次に、この本は「著作物」とは何か、の検討から始まります。私の推測では「著作物とは何か」ということが一番重要な問題点であるように思いました。
著作権法によると、著作物の定義は次のようになっています。 『思想又は感情を創作的に表現したものであって、文芸、学術、美術又は音楽の範囲に属するもの』(第2条第1項第1号)
つまり「創作表現物」と簡単に言い換えることができます。ここから創作物であるという要件と表現されたものという要件が出てきます。
創作物という要件から小説などのフィクションは当然に含まれますが、事実の文章は除かれます。例えば新聞記事の 記載した事実報道などです。
次に、「表現されたもの」ということからアイディアは除かれることになります。つまり、未だアイディアに止まり表現に至っていない場合には創作物として保護されません。この点が重要な原則です。
こうしてこの本では最初に重要な命題を掲げてから具体例に導いていきます。
福井弁護士の先に述べた8行が私には一番重要な命題であると思われましたのでその問題に戻ります。
最近になってアメリカの著作権が改正されて映画の著作権の期間が50年から70年に延長されました。この改正で例えばディズニーの初期の作品などが観られないことになったとされています。
また、福井弁護士が具体例の一つに揚げた「どこまでも行こう」事件などの判例のように、一審判決を覆して服部克久氏を敗訴させた事件などを考えると、法制定者や裁判官が著作権の目的を真に理解しているかが疑問になってきます。
なぜなら、映画の著作権期間をいたずらに70年に延長したところで確かにディズニー社の利益だけは守ることになりますが、一般人の映画鑑賞は不当に制限されます。これでバランスのとれた芸術文化の保護になるでしょうか。疑問です。
つぎに、「どこまでも行こう」(小林あせい)が「記念樹」(服部克久)を訴えた裁判ですが(なぜか、私は小林サイドの弁護士と知り合いでしたが)、高裁判決は「あまりにも似すぎている」として服部敗訴の判断でした。

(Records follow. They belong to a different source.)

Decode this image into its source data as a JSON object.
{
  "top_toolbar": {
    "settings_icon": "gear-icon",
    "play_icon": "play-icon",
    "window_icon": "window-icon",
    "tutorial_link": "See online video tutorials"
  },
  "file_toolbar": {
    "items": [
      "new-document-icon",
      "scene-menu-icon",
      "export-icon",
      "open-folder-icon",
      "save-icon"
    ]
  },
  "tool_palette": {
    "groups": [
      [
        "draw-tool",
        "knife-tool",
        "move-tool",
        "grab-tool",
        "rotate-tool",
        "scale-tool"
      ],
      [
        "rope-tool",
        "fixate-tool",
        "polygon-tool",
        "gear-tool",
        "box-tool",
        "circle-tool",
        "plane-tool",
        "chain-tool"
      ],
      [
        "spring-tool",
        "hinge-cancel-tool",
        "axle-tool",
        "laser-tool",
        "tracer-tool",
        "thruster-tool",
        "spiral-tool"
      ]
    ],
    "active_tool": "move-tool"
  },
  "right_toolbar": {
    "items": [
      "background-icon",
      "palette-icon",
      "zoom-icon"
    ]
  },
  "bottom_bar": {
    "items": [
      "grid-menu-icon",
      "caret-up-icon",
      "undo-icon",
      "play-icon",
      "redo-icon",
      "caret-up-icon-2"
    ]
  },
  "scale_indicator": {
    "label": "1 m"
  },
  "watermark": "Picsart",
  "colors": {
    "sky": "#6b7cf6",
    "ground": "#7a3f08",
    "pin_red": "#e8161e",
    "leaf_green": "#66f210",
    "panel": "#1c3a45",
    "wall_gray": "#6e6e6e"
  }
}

しかし、わたしは偶然の一致としか思えず全然別の曲だと当時は思いました。小林サイドの弁護士から昼食をご馳走になったことはありますがそれとこれとは別問題です。
こうした偶然の類似性を盗作と判断する裁判所に著作権保護の目的が本当に理解できているのでしょうか、すこぶる疑問です。
さて、この福井氏の本では「パロディの問題」が大きく扱われていました。有名な事件としてパロディモンタージュ写真事件というものがあります。
裁判所はパロディは「引用」というなら許されるとしています。この裁判では引用の条件を満たしていないとして被告のマッド天野は敗訴になりました。しかし、福井弁護士も言うように引用なら許されるという判断は、パロディという文化なり表現を最初から拒否する不寛容な判断と思えます。
アメリカの法令の原則のようにパロディ文化なり表現形態を活かすのならば「フェアーユース」(公正な使用)という原則に従うべきでしょう。
やや散漫な解説になってしまいましたが以上です。